Taft was officially and alliteratively nominated by Ohio’s ex-Lt. Gov. Warren G. Harding: “I have heard men arrogate to themselves the title of ‘Progressive Republicans,’ seemingly forgetting that progression is the first essential to Republican fellowship... Progression is not proclamation nor palaver. It is not pretense nor play on prejudice. It is not of personal pronouns, nor perennial pronouncement. It is not the perturbation of a people passion-wrought, nor a promise proposed.” Taft is in fact “the greatest Progressive of his time,” said Harding, to the accompaniment of “hisses, hoots, groans, and boos”. Later in the speech Harding accused TR of “pap rather than patriotism” and elevated Taft to the “party pantheon.”

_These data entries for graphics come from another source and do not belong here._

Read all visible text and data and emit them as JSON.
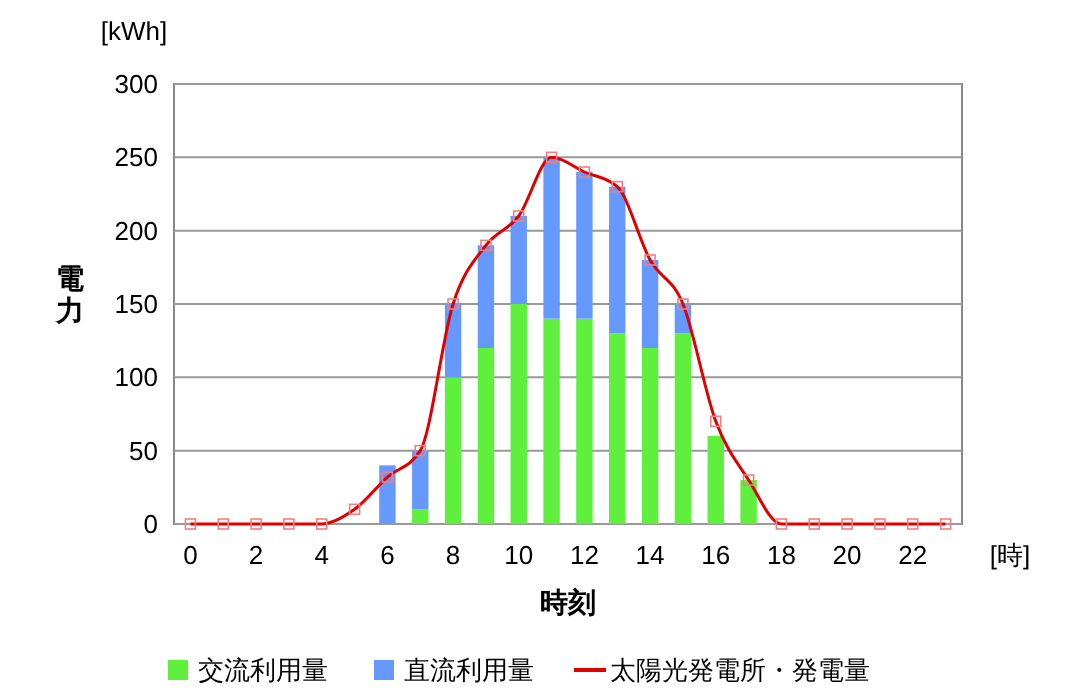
{
  "chart_data": {
    "type": "bar",
    "stacked": true,
    "xlabel": "時刻",
    "ylabel": "電力",
    "annotations": [
      "[kWh]",
      "[時]"
    ],
    "categories": [
      "0",
      null,
      "2",
      null,
      "4",
      null,
      "6",
      null,
      "8",
      null,
      "10",
      null,
      "12",
      null,
      "14",
      null,
      "16",
      null,
      "18",
      null,
      "20",
      null,
      "22",
      null
    ],
    "series": [
      {
        "name": "交流利用量",
        "color": "#5ef03c",
        "values": [
          null,
          null,
          null,
          null,
          null,
          null,
          null,
          10,
          100,
          120,
          150,
          140,
          140,
          130,
          120,
          130,
          60,
          30,
          null,
          null,
          null,
          null,
          null,
          null
        ]
      },
      {
        "name": "直流利用量",
        "color": "#6699ff",
        "values": [
          null,
          null,
          null,
          null,
          null,
          null,
          40,
          40,
          50,
          70,
          60,
          110,
          100,
          100,
          60,
          20,
          null,
          null,
          null,
          null,
          null,
          null,
          null,
          null
        ]
      },
      {
        "name": "太陽光発電所・発電量",
        "type": "line",
        "color": "#e00000",
        "marker": "square",
        "values": [
          0,
          0,
          0,
          0,
          0,
          10,
          32,
          50,
          150,
          190,
          210,
          250,
          240,
          230,
          180,
          150,
          70,
          30,
          0,
          0,
          0,
          0,
          0,
          0
        ]
      }
    ],
    "ylim": [
      0,
      300
    ],
    "yticks": [
      0,
      50,
      100,
      150,
      200,
      250,
      300
    ],
    "grid": "y",
    "legend": "bottom"
  }
}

Almost 1/3 of the delegates abstained from voting (including 20 of the 22 from California). Taft won the nomination by a narrow majority (561). 107 of the Roosevelt delegates felt honor-bound to honor their instructions or primary voters and vote for TR, but most (344) sat on their hands. The convention then re-nominated James Schoolcraft Sherman as VP, the first time a sitting VP had been re-nominated in 80 years, even though Sherman was dying of Bright’s disease and everyone knew it (Spoiler alert: he will die just before the election).
A platform is adopted.
Taft gives the NYT a statement that his, um, victory means the constitution has been saved. Evidently he sees this as purely a defeat of the idea of judicial recall. “All over this country patriotic people to-night are breathing more freely, that a most serious menace to our republican institutions has been averted.”
Roosevelt delegates hold a rump convention and nominate Roosevelt for president. He accepts, but says he’d step aside if the new party, once it is organized and holds a proper convention, decides to choose someone else, like that could happen. A lot of speeches use the phrase “Thou Shalt Not Steal” and the most popular word is “fraudulent.” The convention will meet again tomorrow. Says Gov. Hiram Johnson, “I know it is Sunday, but our work is holy work.”
Headline of the Day -100: “Hamburg Has a Talking Cat.”
Allegedly, an anarchist tries to poison King Victor Emmanuel of Italy’s trout. The cook tasted the dish and dropped dead.
The US Secret Service plans to adopt guns that fire gas that blinds and chokes people.